Mit der Geschichte ist es ja so eine Sache. Nix genaues weiß man nicht. Die einst handelnden Personen sind längst gestorben, vieles weiß man nur noch vom Hörensagen. Archive, in denen man stöbern könnte, hat niemand angelegt. So ein wenig geschichtslos ist man durch die Zeitläufte gestolpert. Also hält man die Historie möglichst in der Schwebe. Aber das Feiern lässt man sich natürlich nicht vermiesen. Etwa in Frankfurt: Dort feiert man an diesem Wochenende den 50. Turniergeburtstag.

Um zu klären, was es mit diesem 50. Turniergeburtstag so auf sich hat, halten wir uns an die offizielle Lesart. Zitat: „1955 fiel der pferdesportliche Startschuss nach dem Krieg in der Frankfurter Festhalle. Mit dem Initiator Josef Neckermann, einem Budget von 800 D-Mark, einem Reitboden auf 80 000 Lehmziegeln und 138 Teilnehmern. 2023 feiert das Festhallen Reitturnier seinen 50. Geburtstag mit Turnierchef Matthias Rath, einem Etat von 2,3 Millionen Euro, einem Reitboden, der sich auf 2000 Spezialmatten aufbaut und mit 95 nationalen und internationalen Teilnehmern.“

Daran schließt sich sogleich an, woran sich Ann Kathrin Linsenhoff persönlich erinnern kann: „Der Frankfurter Reit- und Fahrclub hat die Turniere um die Jahrhundertwende 1900 herum veranstaltet, damals noch im Hippodrom in Sachsenhausen. Es fasste etwa 3000 Zuschauer. Das wurde bald zu klein. 1934 fand das erste Reitturnier hier in der Festhalle statt, 1955 das erste nach dem Zweiten Weltkrieg.   Josef Neckermann hatte es initiiert, meine Mutter war von Anfang an in die Organisation involviert. Sie war auch gleich beim ersten Nachkriegsturnier mit am Start und mit ihr die gesamte Dressurelite.“ Seit 1989 habe dieses Turnier seinen festen Platz in der Vorweihnachtszeit.

Und noch was zur Frankfurter Lokalgeschichte: Von 1907 bis 1909 dauerte der Bau der Festhalle auf dem Areal der weltbekannten Frankfurter Messe. Seine markante Kuppel ist 40 Meter hoch; damals der größte Kuppelbau Europas. Am 19. Mai 1909 wurde sie feierlich eröffnet – Ehrengast war Kaiser Wilhelm II. 4880 Sitzplätze bietet die Halle, maximal 9800 Leute passen hinein. Beim Reiten natürlich nicht. Im Frankfurter Sprachgebrauch gilt die Festhalle als „Gudd Stubb“, also als gute Stube! So wie der Gürzenich in Köln, die Liederhalle in Stuttgart oder die Elbphilharmonie in Hamburg.

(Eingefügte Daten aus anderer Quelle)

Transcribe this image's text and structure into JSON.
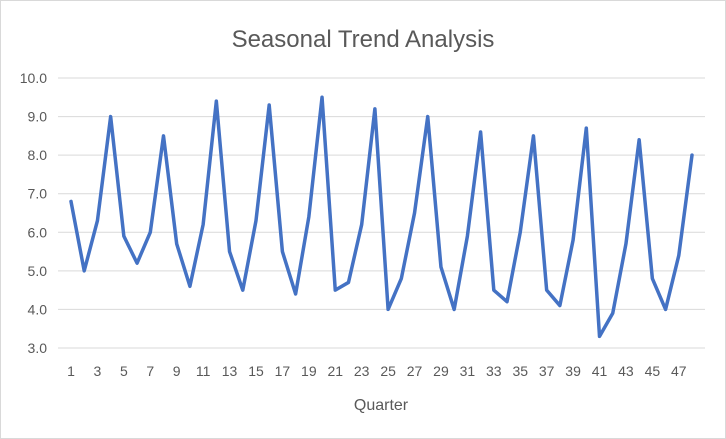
{
  "chart_data": {
    "type": "line",
    "title": "Seasonal Trend Analysis",
    "xlabel": "Quarter",
    "ylabel": "",
    "ylim": [
      3.0,
      10.0
    ],
    "y_ticks": [
      "3.0",
      "4.0",
      "5.0",
      "6.0",
      "7.0",
      "8.0",
      "9.0",
      "10.0"
    ],
    "x_tick_labels": [
      "1",
      "3",
      "5",
      "7",
      "9",
      "11",
      "13",
      "15",
      "17",
      "19",
      "21",
      "23",
      "25",
      "27",
      "29",
      "31",
      "33",
      "35",
      "37",
      "39",
      "41",
      "43",
      "45",
      "47"
    ],
    "x": [
      1,
      2,
      3,
      4,
      5,
      6,
      7,
      8,
      9,
      10,
      11,
      12,
      13,
      14,
      15,
      16,
      17,
      18,
      19,
      20,
      21,
      22,
      23,
      24,
      25,
      26,
      27,
      28,
      29,
      30,
      31,
      32,
      33,
      34,
      35,
      36,
      37,
      38,
      39,
      40,
      41,
      42,
      43,
      44,
      45,
      46,
      47,
      48
    ],
    "series": [
      {
        "color": "#4472c4",
        "values": [
          6.8,
          5.0,
          6.3,
          9.0,
          5.9,
          5.2,
          6.0,
          8.5,
          5.7,
          4.6,
          6.2,
          9.4,
          5.5,
          4.5,
          6.3,
          9.3,
          5.5,
          4.4,
          6.4,
          9.5,
          4.5,
          4.7,
          6.2,
          9.2,
          4.0,
          4.8,
          6.5,
          9.0,
          5.1,
          4.0,
          5.9,
          8.6,
          4.5,
          4.2,
          6.0,
          8.5,
          4.5,
          4.1,
          5.8,
          8.7,
          3.3,
          3.9,
          5.7,
          8.4,
          4.8,
          4.0,
          5.4,
          8.0
        ]
      }
    ],
    "grid": true,
    "legend": "none"
  }
}
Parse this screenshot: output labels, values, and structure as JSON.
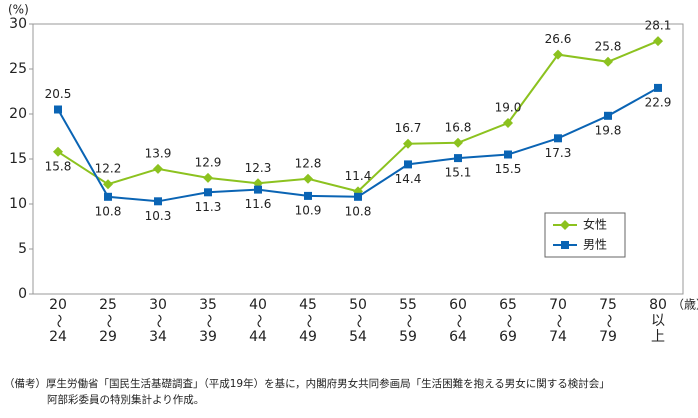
{
  "chart_data": {
    "type": "line",
    "y_unit": "(%)",
    "x_unit": "（歳）",
    "categories": [
      [
        "20",
        "～",
        "24"
      ],
      [
        "25",
        "～",
        "29"
      ],
      [
        "30",
        "～",
        "34"
      ],
      [
        "35",
        "～",
        "39"
      ],
      [
        "40",
        "～",
        "44"
      ],
      [
        "45",
        "～",
        "49"
      ],
      [
        "50",
        "～",
        "54"
      ],
      [
        "55",
        "～",
        "59"
      ],
      [
        "60",
        "～",
        "64"
      ],
      [
        "65",
        "～",
        "69"
      ],
      [
        "70",
        "～",
        "74"
      ],
      [
        "75",
        "～",
        "79"
      ],
      [
        "80",
        "以",
        "上"
      ]
    ],
    "series": [
      {
        "name": "女性",
        "color": "#8cc21f",
        "marker": "diamond",
        "values": [
          15.8,
          12.2,
          13.9,
          12.9,
          12.3,
          12.8,
          11.4,
          16.7,
          16.8,
          19.0,
          26.6,
          25.8,
          28.1
        ],
        "value_labels": [
          "15.8",
          "12.2",
          "13.9",
          "12.9",
          "12.3",
          "12.8",
          "11.4",
          "16.7",
          "16.8",
          "19.0",
          "26.6",
          "25.8",
          "28.1"
        ]
      },
      {
        "name": "男性",
        "color": "#0a64b4",
        "marker": "square",
        "values": [
          20.5,
          10.8,
          10.3,
          11.3,
          11.6,
          10.9,
          10.8,
          14.4,
          15.1,
          15.5,
          17.3,
          19.8,
          22.9
        ],
        "value_labels": [
          "20.5",
          "10.8",
          "10.3",
          "11.3",
          "11.6",
          "10.9",
          "10.8",
          "14.4",
          "15.1",
          "15.5",
          "17.3",
          "19.8",
          "22.9"
        ]
      }
    ],
    "ylim": [
      0,
      30
    ],
    "yticks": [
      0,
      5,
      10,
      15,
      20,
      25,
      30
    ],
    "grid": false,
    "notes": [
      "（備考）厚生労働省「国民生活基礎調査」（平成19年）を基に，内閣府男女共同参画局「生活困難を抱える男女に関する検討会」",
      "阿部彩委員の特別集計より作成。"
    ]
  }
}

Von 1955 bis 1971 gab’s das neue Turnier in der Festhalle. Dann war Schluss für 17 lange Jahre. Von 1998 an ging’s hin und her, auf und ab. Kaspar Funke übernahm die Organisation, später Paul Schockemöhle.  Beide hatten sich überworfen. 2003 war die Veranstaltung gefährdet – wäre nicht Ann Kathrin Linsenhoff eingesprungen, wer weiß, was aus dem Turnier geworden wäre. Seit 2019 liegt es in den Händen der Familie Rath-Linsenhoff. 2020 und 2021 musste es wegen der Pandemie abgesagt werden. Nun scheint die Zukunft gesichert.

Wie man es genau berechnet, dass heuer das 50. Turnier stattfindet – ich kann es kaum nachvollziehen. Das allerdings ist auch nicht so wichtig. Denn mit diesem 50. hat man quasi einen historischen Merkstein platziert. Von nun an, so darf man hoffen, wird in der Frankfurter Festhalle die Tradition fortgesetzt und fortgeschrieben. Die Protagonisten bleiben unvergessen: Josef Neckermann, Liselott Linsenhoff und ihr Mann Fritz, deren Tochter Ann Kathrin, ihr Mann Klaus-Martin Rath und dessen Sohn Matthias Rath. Glückwunsch zum 50. Geburtstag!